The death of an Iowa TV newsroom
Sinclair Broadcasting group, which owns hundreds of television stations around the country, flew into Sioux City last week and informed staff that it’s ending local news on its stations there later this month. Sinclair owns the Fox affiliate, and operates the CBS affiliate, KMEG-TV, under contract. Both stations will cease doing local news, with all newsroom employees let go. Sinclair will instead air its national news program “The National Desk” in those time slots. The Sioux City Journal reports staff members weren’t given a specific reason, only that it was for business reasons.
One former KMEG employee, Aaron Siders, posted on Facebook, “This move takes a local voice away from Siouxland. It is a scary look into the future of corporate news.” Siders gave me permission to quote from his post. “Sinclair Broadcasting has a bullcrap segment they send down to force their newsrooms to show to the public called “Sinclair Cares.” It is to make them look good, so the viewer thinks that the company is there for them. They do not care. They never have and they never will. Their terrible purchasing decisions and messed up managing styles killed the voice that many people in Siouxland trusted to get their news.”
One of those messed up decisions could be Sinclair’s Diamond Sports group, which provides live coverage of pro sports, largely Major League Baseball, through what are called Regional Sports Networks (RSN’s). For example, the Sinclair RSN carries my beloved St. Louis Cardinals games on cable and satellite. They also carry the Royals and the Twins. Diamond Sports filed for bankruptcy in March, as it missed payments on a massive debt of more than $8 billion. It also missed payments to the Twins and Cleveland Guardians for broadcast rights, which is a big problem for the teams’ finances.
Sinclair has a history of taking on huge debt loads to aggressively buy up more television stations. Its website says it owns 185 stations in 86 markets. One of the ways they fund that debt is to cut back on expenses, reduce staff, and now to kill some local newsrooms outright. It’s not good for journalism. But mostly it hurts the communities that Sinclair is federally licensed to serve. The Federal Communications Commission should take a long, hard look at massive TV groups like Sinclair next time their FCC licenses come up for renewal, to see if they really are using the public airwaves to serve viewers.
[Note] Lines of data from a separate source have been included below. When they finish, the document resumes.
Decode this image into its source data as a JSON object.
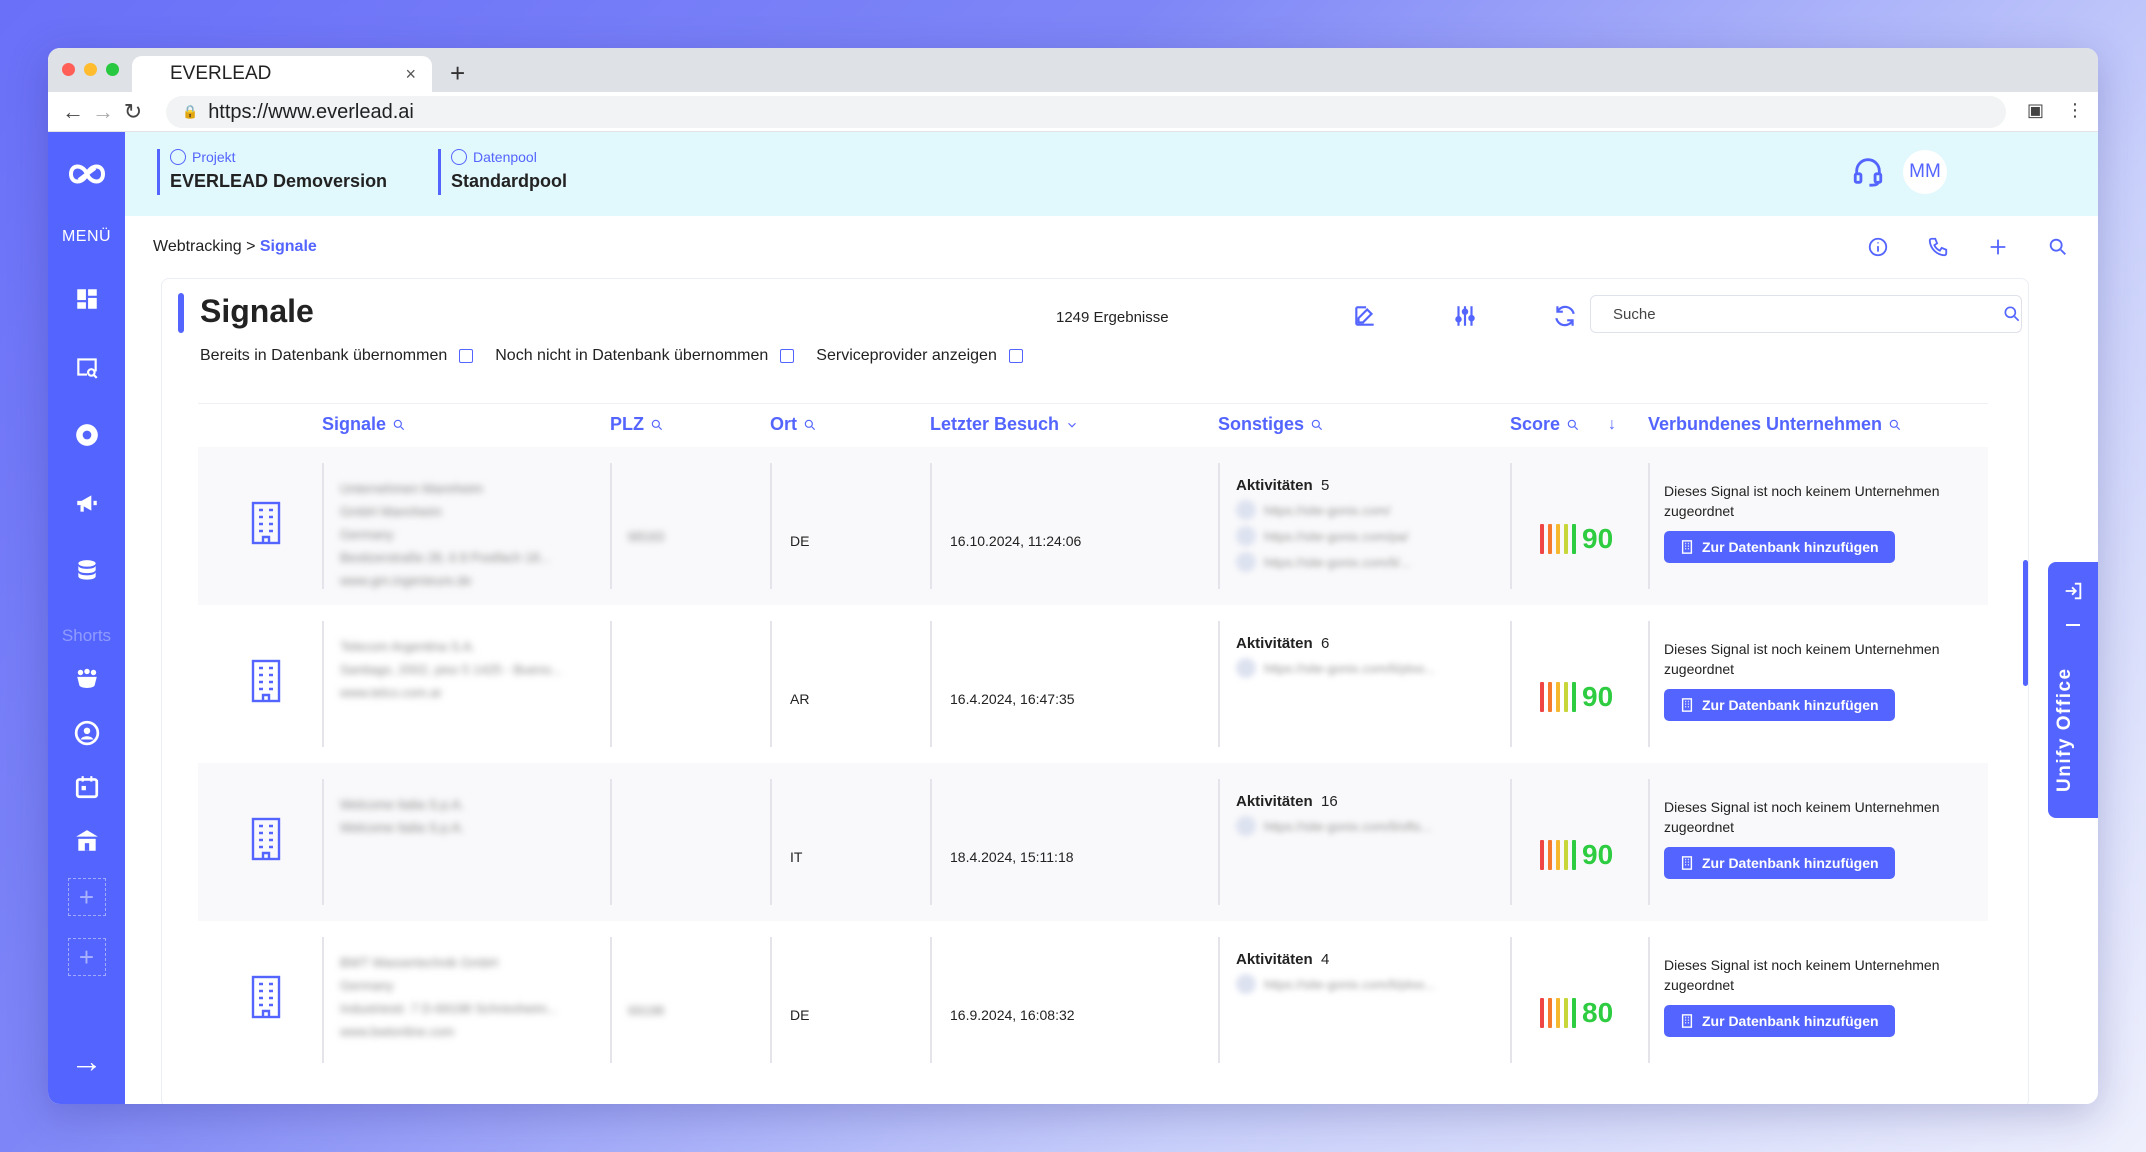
{
  "browser": {
    "tab_title": "EVERLEAD",
    "tab_close": "×",
    "new_tab": "+",
    "url": "https://www.everlead.ai"
  },
  "sidebar": {
    "menu_label": "MENÜ",
    "shorts_label": "Shorts"
  },
  "header": {
    "projekt_label": "Projekt",
    "projekt_value": "EVERLEAD Demoversion",
    "datenpool_label": "Datenpool",
    "datenpool_value": "Standardpool",
    "avatar_initials": "MM"
  },
  "breadcrumb": {
    "parent": "Webtracking",
    "separator": " > ",
    "current": "Signale"
  },
  "page": {
    "title": "Signale",
    "results": "1249 Ergebnisse",
    "search_placeholder": "Suche"
  },
  "filters": [
    "Bereits in Datenbank übernommen",
    "Noch nicht in Datenbank übernommen",
    "Serviceprovider anzeigen"
  ],
  "columns": {
    "signale": "Signale",
    "plz": "PLZ",
    "ort": "Ort",
    "letzter_besuch": "Letzter Besuch",
    "sonstiges": "Sonstiges",
    "score": "Score",
    "verbundenes": "Verbundenes Unternehmen"
  },
  "rows": [
    {
      "company_blur": [
        "Unternehmen Mannheim",
        "GmbH Mannheim",
        "Germany",
        "Besitzerstraße 28, 6 8 Postfach 18...",
        "www.gm.ingenieure.de"
      ],
      "plz_blur": "68163",
      "ort": "DE",
      "last_visit": "16.10.2024, 11:24:06",
      "aktivitaeten_label": "Aktivitäten",
      "aktivitaeten_count": "5",
      "links_blur": [
        "https://site-gonix.com/",
        "https://site-gonix.com/pa/",
        "https://site-gonix.com/li/..."
      ],
      "score": "90",
      "company_msg": "Dieses Signal ist noch keinem Unternehmen zugeordnet",
      "add_label": "Zur Datenbank hinzufügen"
    },
    {
      "company_blur": [
        "Telecom Argentina S.A.",
        "Santiago, 2002, piso 5 1425 - Bueno...",
        "www.telco.com.ar"
      ],
      "plz_blur": "",
      "ort": "AR",
      "last_visit": "16.4.2024, 16:47:35",
      "aktivitaeten_label": "Aktivitäten",
      "aktivitaeten_count": "6",
      "links_blur": [
        "https://site-gonix.com/li/ploo..."
      ],
      "score": "90",
      "company_msg": "Dieses Signal ist noch keinem Unternehmen zugeordnet",
      "add_label": "Zur Datenbank hinzufügen"
    },
    {
      "company_blur": [
        "Welcome Italia S.p.A.",
        "Welcome Italia S.p.A."
      ],
      "plz_blur": "",
      "ort": "IT",
      "last_visit": "18.4.2024, 15:11:18",
      "aktivitaeten_label": "Aktivitäten",
      "aktivitaeten_count": "16",
      "links_blur": [
        "https://site-gonix.com/li/ofts..."
      ],
      "score": "90",
      "company_msg": "Dieses Signal ist noch keinem Unternehmen zugeordnet",
      "add_label": "Zur Datenbank hinzufügen"
    },
    {
      "company_blur": [
        "BWT Wassertechnik GmbH",
        "Germany",
        "Industriestr. 7 D-69198 Schriesheim...",
        "www.bwtonline.com"
      ],
      "plz_blur": "69198",
      "ort": "DE",
      "last_visit": "16.9.2024, 16:08:32",
      "aktivitaeten_label": "Aktivitäten",
      "aktivitaeten_count": "4",
      "links_blur": [
        "https://site-gonix.com/li/ploo..."
      ],
      "score": "80",
      "company_msg": "Dieses Signal ist noch keinem Unternehmen zugeordnet",
      "add_label": "Zur Datenbank hinzufügen"
    }
  ],
  "unify_label": "Unify Office",
  "colors": {
    "accent": "#5465ff",
    "header_bg": "#e1f8fd",
    "score_green": "#2ecc40"
  }
}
Read more commentary and story-telling from the wonderful writers in the Iowa Writers’ Collaborative. This week, I’d highlight Bob Leonard’s Deep Midwest column, which breaks significant news on water quality monitoring in Iowa. Read it here.
Dave -- as the former employee of a Sinclair owned TV station, I could not agree more with these comments. One question: Doesn't the Sinclair move in Sioux City violate the terms of their license with the FCC? I believe that license states they need to cover the news in the community where they hold the license.
I cringe when I hear journalists on my favorite (your previous) TV station report on Trump like he is just a normal responsible political figure talking to citizens. You are right, he cannot be ignored. But he does not have to be featured as uplifting and honest. I think his baggage should always be mentioned and acknowledged.